Tevel’s drones are not ordinary quadcopters. They operate as part of a connected harvesting system, using artificial intelligence, computer vision, machine learning, guidance algorithms and onboard sensors to identify fruit, navigate through foliage, and pick only what is ready. The robots can work around the clock, giving farmers something they have never really had during peak harvest: control.
The company’s technology is already moving beyond lab demos. Tevel says its robots are operating in orchards from Israel to Italy, Chile and the United States. In Chile, the company deployed an eight-robot harvesting system in Unifrutti’s apple orchards in Linares. In California, HMC Farms said Tevel’s drones successfully harvested peaches, nectarines and plums. Tevel lists apples, peaches, apricots, nectarines, plums and pears among the fruits its systems are picking.
That matters because tree-fruit harvesting is one of the hardest jobs in farming to automate. Fruit hides behind leaves. Branches move. Every apple, peach or plum sits at a different angle. Ripeness changes by row, color and variety. A machine that is too rough can damage the crop; a harvest that is too late can cost the farmer real money.
Tevel’s answer is not just to replace hands with rotors. Its robots also collect data on every fruit they pick, including size, weight, color, ripeness, disease indicators, timestamps and geolocation. Before a bin even reaches the packing house, the grower can know what is inside it. That turns harvesting from a rushed seasonal scramble into a measurable, trackable operation.

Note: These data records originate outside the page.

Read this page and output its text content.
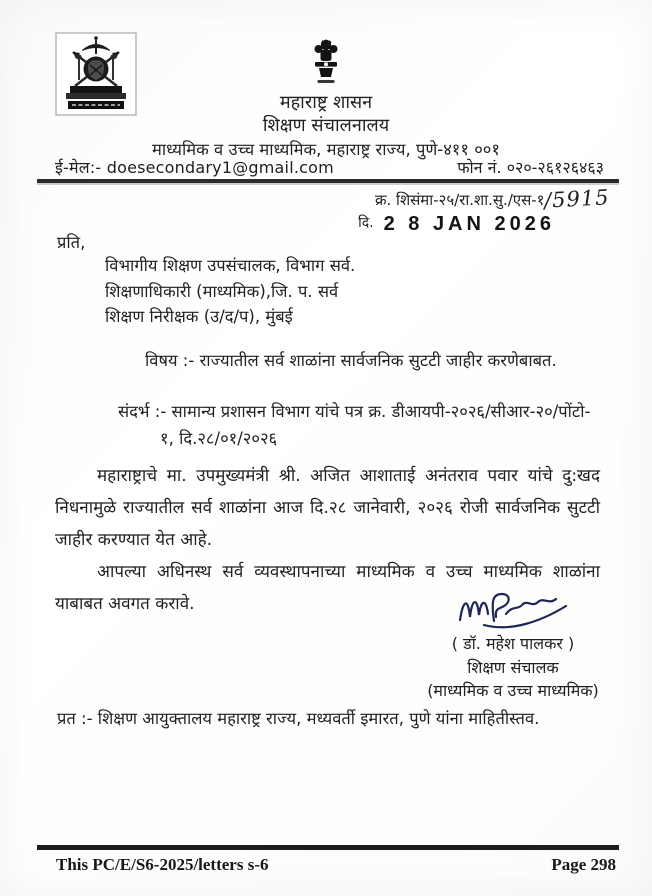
महाराष्ट्र शासन
शिक्षण संचालनालय
माध्यमिक व उच्च माध्यमिक, महाराष्ट्र राज्य, पुणे-४११ ००१
ई-मेल:- doesecondary1@gmail.com	फोन नं. ०२०-२६१२६४६३
क्र. शिसंमा-२५/रा.शा.सु./एस-१/5915
दि. 2 8 JAN 2026
प्रति,
विभागीय शिक्षण उपसंचालक, विभाग सर्व.
शिक्षणाधिकारी (माध्यमिक),जि. प. सर्व
शिक्षण निरीक्षक (उ/द/प), मुंबई
विषय :- राज्यातील सर्व शाळांना सार्वजनिक सुटटी जाहीर करणेबाबत.
संदर्भ :- सामान्य प्रशासन विभाग यांचे पत्र क्र. डीआयपी-२०२६/सीआर-२०/पोंटो-
१, दि.२८/०१/२०२६

महाराष्ट्राचे मा. उपमुख्यमंत्री श्री. अजित आशाताई अनंतराव पवार यांचे दु:खद निधनामुळे राज्यातील सर्व शाळांना आज दि.२८ जानेवारी, २०२६ रोजी सार्वजनिक सुटटी जाहीर करण्यात येत आहे.

आपल्या अधिनस्थ सर्व व्यवस्थापनाच्या माध्यमिक व उच्च माध्यमिक शाळांना याबाबत अवगत करावे.

( डॉ. महेश पालकर )
शिक्षण संचालक
(माध्यमिक व उच्च माध्यमिक)
प्रत :- शिक्षण आयुक्तालय महाराष्ट्र राज्य, मध्यवर्ती इमारत, पुणे यांना माहितीस्तव.
This PC/E/S6-2025/letters s-6	Page 298
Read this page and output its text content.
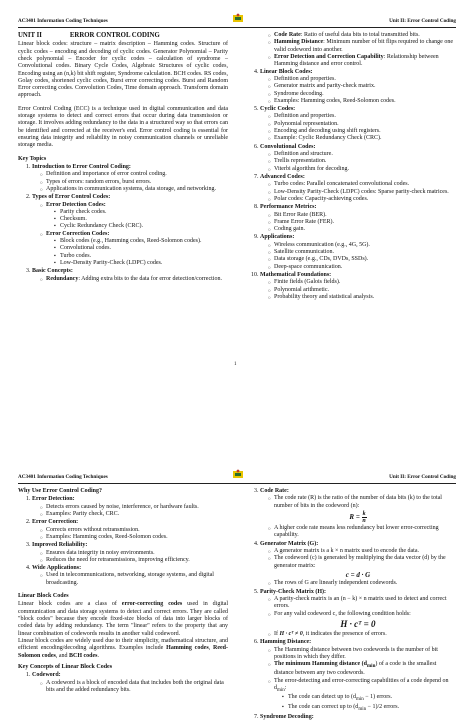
AC3401 Information Coding Techniques	Unit II: Error Control Coding
UNIT II	ERROR CONTROL CODING

Linear block codes: structure – matrix description – Hamming codes. Structure of cyclic codes – encoding and decoding of cyclic codes. Generator Polynomial – Parity check polynomial – Encoder for cyclic codes – calculation of syndrome – Convolutional codes. Binary Cycle Codes, Algebraic Structures of cyclic codes, Encoding using an (n,k) bit shift register, Syndrome calculation. BCH codes. RS codes, Golay codes, shortened cyclic codes, Burst error correcting codes. Burst and Random Error correcting codes. Convolution Codes, Time domain approach. Transform domain approach.

Error Control Coding (ECC) is a technique used in digital communication and data storage systems to detect and correct errors that occur during data transmission or storage. It involves adding redundancy to the data in a structured way so that errors can be identified and corrected at the receiver's end. Error control coding is essential for ensuring data integrity and reliability in noisy communication channels or unreliable storage media.

Key Topics
1. Introduction to Error Control Coding:
○ Definition and importance of error control coding.
○ Types of errors: random errors, burst errors.
○ Applications in communication systems, data storage, and networking.
2. Types of Error Control Codes:
○ Error Detection Codes:
▪ Parity check codes.
▪ Checksum.
▪ Cyclic Redundancy Check (CRC).
○ Error Correction Codes:
▪ Block codes (e.g., Hamming codes, Reed-Solomon codes).
▪ Convolutional codes.
▪ Turbo codes.
▪ Low-Density Parity-Check (LDPC) codes.
3. Basic Concepts:
○ Redundancy: Adding extra bits to the data for error detection/correction.
○ Code Rate: Ratio of useful data bits to total transmitted bits.
○ Hamming Distance: Minimum number of bit flips required to change one valid codeword into another.
○ Error Detection and Correction Capability: Relationship between Hamming distance and error control.
4. Linear Block Codes:
○ Definition and properties.
○ Generator matrix and parity-check matrix.
○ Syndrome decoding.
○ Examples: Hamming codes, Reed-Solomon codes.
5. Cyclic Codes:
○ Definition and properties.
○ Polynomial representation.
○ Encoding and decoding using shift registers.
○ Example: Cyclic Redundancy Check (CRC).
6. Convolutional Codes:
○ Definition and structure.
○ Trellis representation.
○ Viterbi algorithm for decoding.
7. Advanced Codes:
○ Turbo codes: Parallel concatenated convolutional codes.
○ Low-Density Parity-Check (LDPC) codes: Sparse parity-check matrices.
○ Polar codes: Capacity-achieving codes.
8. Performance Metrics:
○ Bit Error Rate (BER).
○ Frame Error Rate (FER).
○ Coding gain.
9. Applications:
○ Wireless communication (e.g., 4G, 5G).
○ Satellite communication.
○ Data storage (e.g., CDs, DVDs, SSDs).
○ Deep-space communication.
10. Mathematical Foundations:
○ Finite fields (Galois fields).
○ Polynomial arithmetic.
○ Probability theory and statistical analysis.
1
AC3401 Information Coding Techniques	Unit II: Error Control Coding
Why Use Error Control Coding?
1. Error Detection:
○ Detects errors caused by noise, interference, or hardware faults.
○ Examples: Parity check, CRC.
2. Error Correction:
○ Corrects errors without retransmission.
○ Examples: Hamming codes, Reed-Solomon codes.
3. Improved Reliability:
○ Ensures data integrity in noisy environments.
○ Reduces the need for retransmissions, improving efficiency.
4. Wide Applications:
○ Used in telecommunications, networking, storage systems, and digital broadcasting.
Linear Block Codes

Linear block codes are a class of error-correcting codes used in digital communication and data storage systems to detect and correct errors. They are called "block codes" because they encode fixed-size blocks of data into larger blocks of coded data by adding redundancy. The term "linear" refers to the property that any linear combination of codewords results in another valid codeword.

Linear block codes are widely used due to their simplicity, mathematical structure, and efficient encoding/decoding algorithms. Examples include Hamming codes, Reed-Solomon codes, and BCH codes.

Key Concepts of Linear Block Codes
1. Codeword:
○ A codeword is a block of encoded data that includes both the original data bits and the added redundancy bits.
3. Code Rate:
○ The code rate (R) is the ratio of the number of data bits (k) to the total number of bits in the codeword (n):
$R = \frac{k}{n}$
○ A higher code rate means less redundancy but lower error-correcting capability.
4. Generator Matrix (G):
○ A generator matrix is a k × n matrix used to encode the data.
○ The codeword (c) is generated by multiplying the data vector (d) by the generator matrix:
c = d · G
○ The rows of G are linearly independent codewords.
5. Parity-Check Matrix (H):
○ A parity-check matrix is an (n − k) × n matrix used to detect and correct errors.
○ For any valid codeword c, the following condition holds:
H · cᵀ = 0
○ If H · cᵀ ≠ 0, it indicates the presence of errors.
6. Hamming Distance:
○ The Hamming distance between two codewords is the number of bit positions in which they differ.
○ The minimum Hamming distance $(d_{min})$ of a code is the smallest distance between any two codewords.
○ The error-detecting and error-correcting capabilities of a code depend on $d_{min}$:
▪ The code can detect up to $(d_{min} - 1)$ errors.
▪ The code can correct up to $(d_{min} - 1)/2$ errors.
7. Syndrome Decoding:
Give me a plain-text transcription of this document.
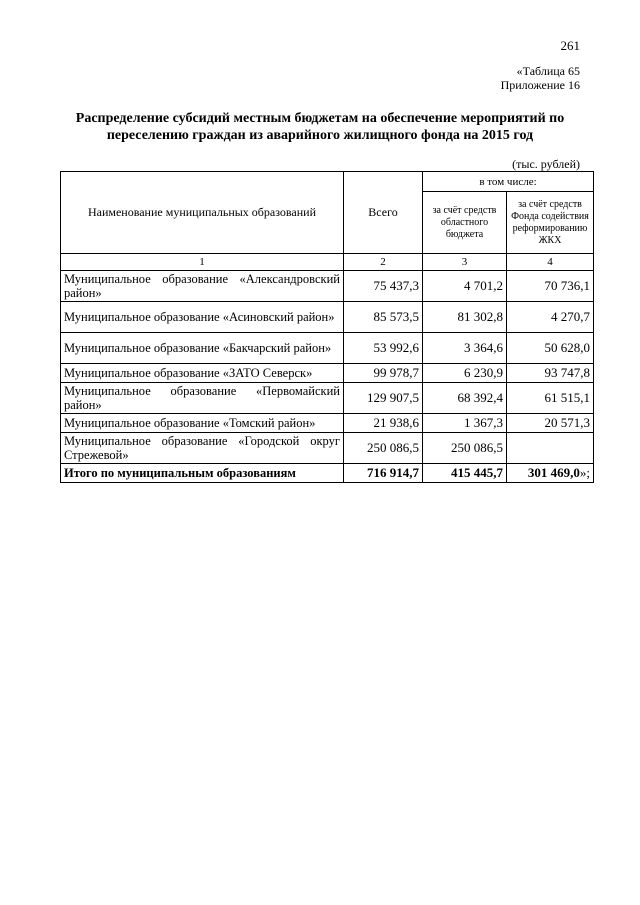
261
«Таблица 65
Приложение 16
Распределение субсидий местным бюджетам на обеспечение мероприятий по
переселению граждан из аварийного жилищного фонда на 2015 год
(тыс. рублей)
Наименование муниципальных образований	Всего	в том числе:	
		за счёт средств областного бюджета	за счёт средств Фонда содействия реформированию ЖКХ
1	2	3	4
Муниципальное образование «Александровский район»	75 437,3	4 701,2	70 736,1
Муниципальное образование «Асиновский район»	85 573,5	81 302,8	4 270,7
Муниципальное образование «Бакчарский район»	53 992,6	3 364,6	50 628,0
Муниципальное образование «ЗАТО Северск»	99 978,7	6 230,9	93 747,8
Муниципальное образование «Первомайский район»	129 907,5	68 392,4	61 515,1
Муниципальное образование «Томский район»	21 938,6	1 367,3	20 571,3
Муниципальное образование «Городской округ Стрежевой»	250 086,5	250 086,5	
Итого по муниципальным образованиям	716 914,7	415 445,7	301 469,0»;
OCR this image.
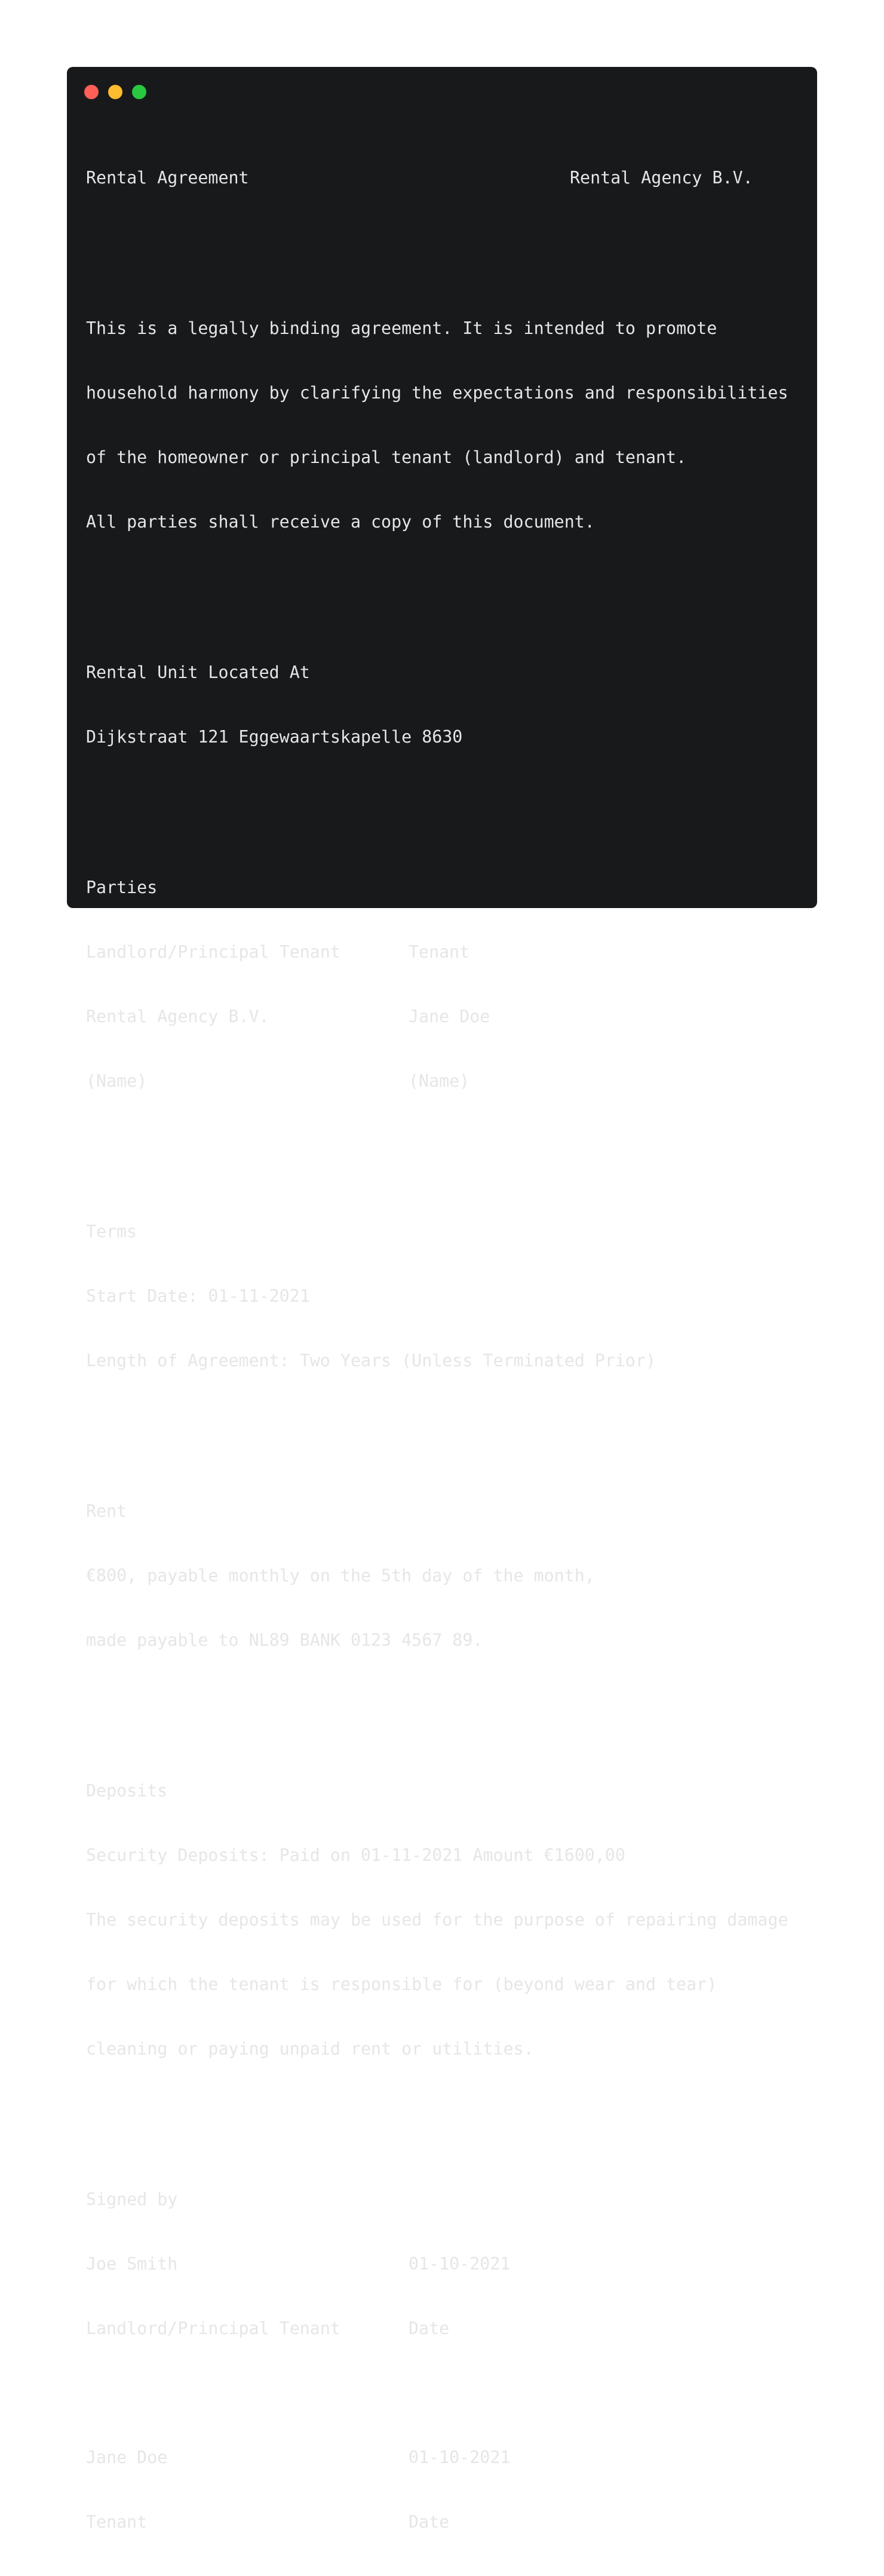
Rental Agreement	Rental Agency B.V.

This is a legally binding agreement. It is intended to promote

household harmony by clarifying the expectations and responsibilities

of the homeowner or principal tenant (landlord) and tenant.

All parties shall receive a copy of this document.

Rental Unit Located At

Dijkstraat 121 Eggewaartskapelle 8630

Parties

Landlord/Principal Tenant	Tenant

Rental Agency B.V.	Jane Doe

(Name)	(Name)

Terms

Start Date: 01-11-2021

Length of Agreement: Two Years (Unless Terminated Prior)

Rent

€800, payable monthly on the 5th day of the month,

made payable to NL89 BANK 0123 4567 89.

Deposits

Security Deposits: Paid on 01-11-2021 Amount €1600,00

The security deposits may be used for the purpose of repairing damage

for which the tenant is responsible for (beyond wear and tear)

cleaning or paying unpaid rent or utilities.

Signed by

Joe Smith	01-10-2021

Landlord/Principal Tenant	Date

Jane Doe	01-10-2021

Tenant	Date
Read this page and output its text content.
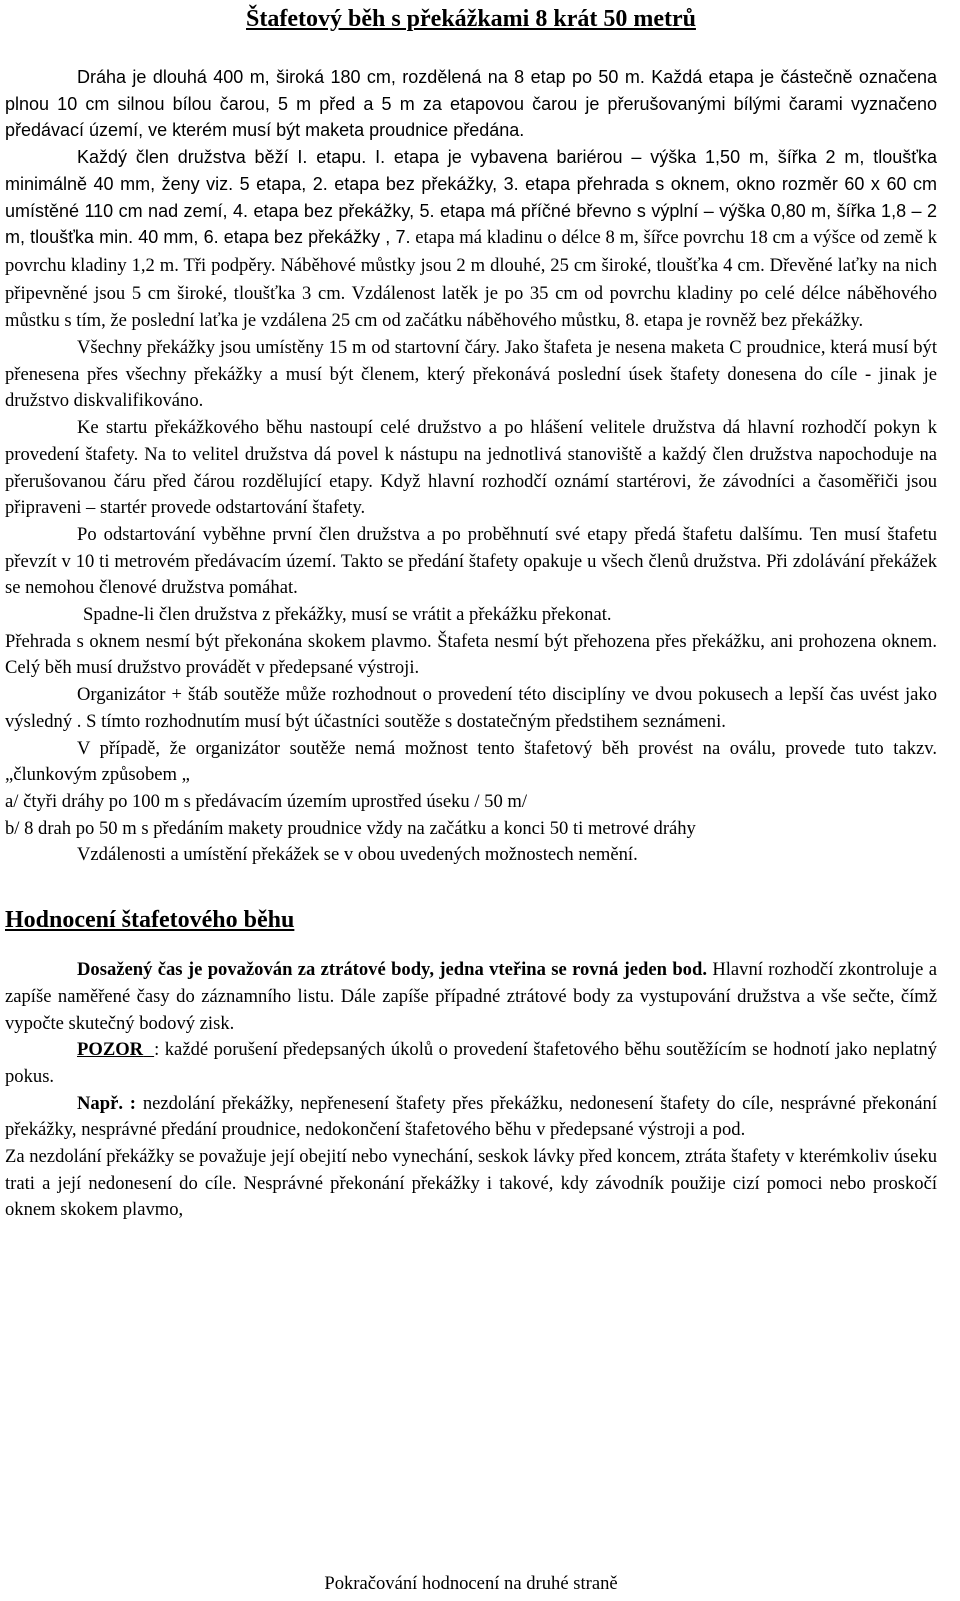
Štafetový běh s překážkami 8 krát 50 metrů

Dráha je dlouhá 400 m, široká 180 cm, rozdělená na 8 etap po 50 m. Každá etapa je částečně označena plnou 10 cm silnou bílou čarou, 5 m před a 5 m za etapovou čarou je přerušovanými bílými čarami vyznačeno předávací území, ve kterém musí být maketa proudnice předána.

Každý člen družstva běží I. etapu. I. etapa je vybavena bariérou – výška 1,50 m, šířka 2 m, tloušťka minimálně 40 mm, ženy viz. 5 etapa, 2. etapa bez překážky, 3. etapa přehrada s oknem, okno rozměr 60 x 60 cm umístěné 110 cm nad zemí, 4. etapa bez překážky, 5. etapa má příčné břevno s výplní – výška 0,80 m, šířka 1,8 – 2 m, tloušťka min. 40 mm, 6. etapa bez překážky , 7. etapa má kladinu o délce 8 m, šířce povrchu 18 cm a výšce od země k povrchu kladiny 1,2 m. Tři podpěry. Náběhové můstky jsou 2 m dlouhé, 25 cm široké, tloušťka 4 cm. Dřevěné laťky na nich připevněné jsou 5 cm široké, tloušťka 3 cm. Vzdálenost latěk je po 35 cm od povrchu kladiny po celé délce náběhového můstku s tím, že poslední laťka je vzdálena 25 cm od začátku náběhového můstku, 8. etapa je rovněž bez překážky.

Všechny překážky jsou umístěny 15 m od startovní čáry. Jako štafeta je nesena maketa C proudnice, která musí být přenesena přes všechny překážky a musí být členem, který překonává poslední úsek štafety donesena do cíle - jinak je družstvo diskvalifikováno.

Ke startu překážkového běhu nastoupí celé družstvo a po hlášení velitele družstva dá hlavní rozhodčí pokyn k provedení štafety. Na to velitel družstva dá povel k nástupu na jednotlivá stanoviště a každý člen družstva napochoduje na přerušovanou čáru před čárou rozdělující etapy. Když hlavní rozhodčí oznámí startérovi, že závodníci a časoměřiči jsou připraveni – startér provede odstartování štafety.

Po odstartování vyběhne první člen družstva a po proběhnutí své etapy předá štafetu dalšímu. Ten musí štafetu převzít v 10 ti metrovém předávacím území. Takto se předání štafety opakuje u všech členů družstva. Při zdolávání překážek se nemohou členové družstva pomáhat.

Spadne-li člen družstva z překážky, musí se vrátit a překážku překonat.

Přehrada s oknem nesmí být překonána skokem plavmo. Štafeta nesmí být přehozena přes překážku, ani prohozena oknem. Celý běh musí družstvo provádět v předepsané výstroji.

Organizátor + štáb soutěže může rozhodnout o provedení této disciplíny ve dvou pokusech a lepší čas uvést jako výsledný . S tímto rozhodnutím musí být účastníci soutěže s dostatečným předstihem seznámeni.

V případě, že organizátor soutěže nemá možnost tento štafetový běh provést na oválu, provede tuto takzv. „člunkovým způsobem „

a/ čtyři dráhy po 100 m s předávacím územím uprostřed úseku / 50 m/

b/ 8 drah po 50 m s předáním makety proudnice vždy na začátku a konci 50 ti metrové dráhy

Vzdálenosti a umístění překážek se v obou uvedených možnostech nemění.

Hodnocení štafetového běhu

Dosažený čas je považován za ztrátové body, jedna vteřina se rovná jeden bod. Hlavní rozhodčí zkontroluje a zapíše naměřené časy do záznamního listu. Dále zapíše případné ztrátové body za vystupování družstva a vše sečte, čímž vypočte skutečný bodový zisk.

POZOR : každé porušení předepsaných úkolů o provedení štafetového běhu soutěžícím se hodnotí jako neplatný pokus.

Např. : nezdolání překážky, nepřenesení štafety přes překážku, nedonesení štafety do cíle, nesprávné překonání překážky, nesprávné předání proudnice, nedokončení štafetového běhu v předepsané výstroji a pod.

Za nezdolání překážky se považuje její obejití nebo vynechání, seskok lávky před koncem, ztráta štafety v kterémkoliv úseku trati a její nedonesení do cíle. Nesprávné překonání překážky i takové, kdy závodník použije cizí pomoci nebo proskočí oknem skokem plavmo,

Pokračování hodnocení na druhé straně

The timing is not accidental. Farms around the world are facing a brutal squeeze as higher labor costs, fewer seasonal pickers, extreme heat during harvest windows, and buyers who still expect perfect fruit on the shelf. FAO data show global fruit and vegetable production reached 2.1 billion tonnes in 2023, but the people needed to harvest that food are not showing up in the same way they once did.
Investors have noticed. Tevel has drawn backing from names including Kubota, OurCrowd, Maverick Ventures and AgFunder, and Calcalist listed the company at $38.5 million raised to date. A newer industry report said Tevel secured an additional $18 million Series C as it pushes its robotic harvesters deeper into commercial use.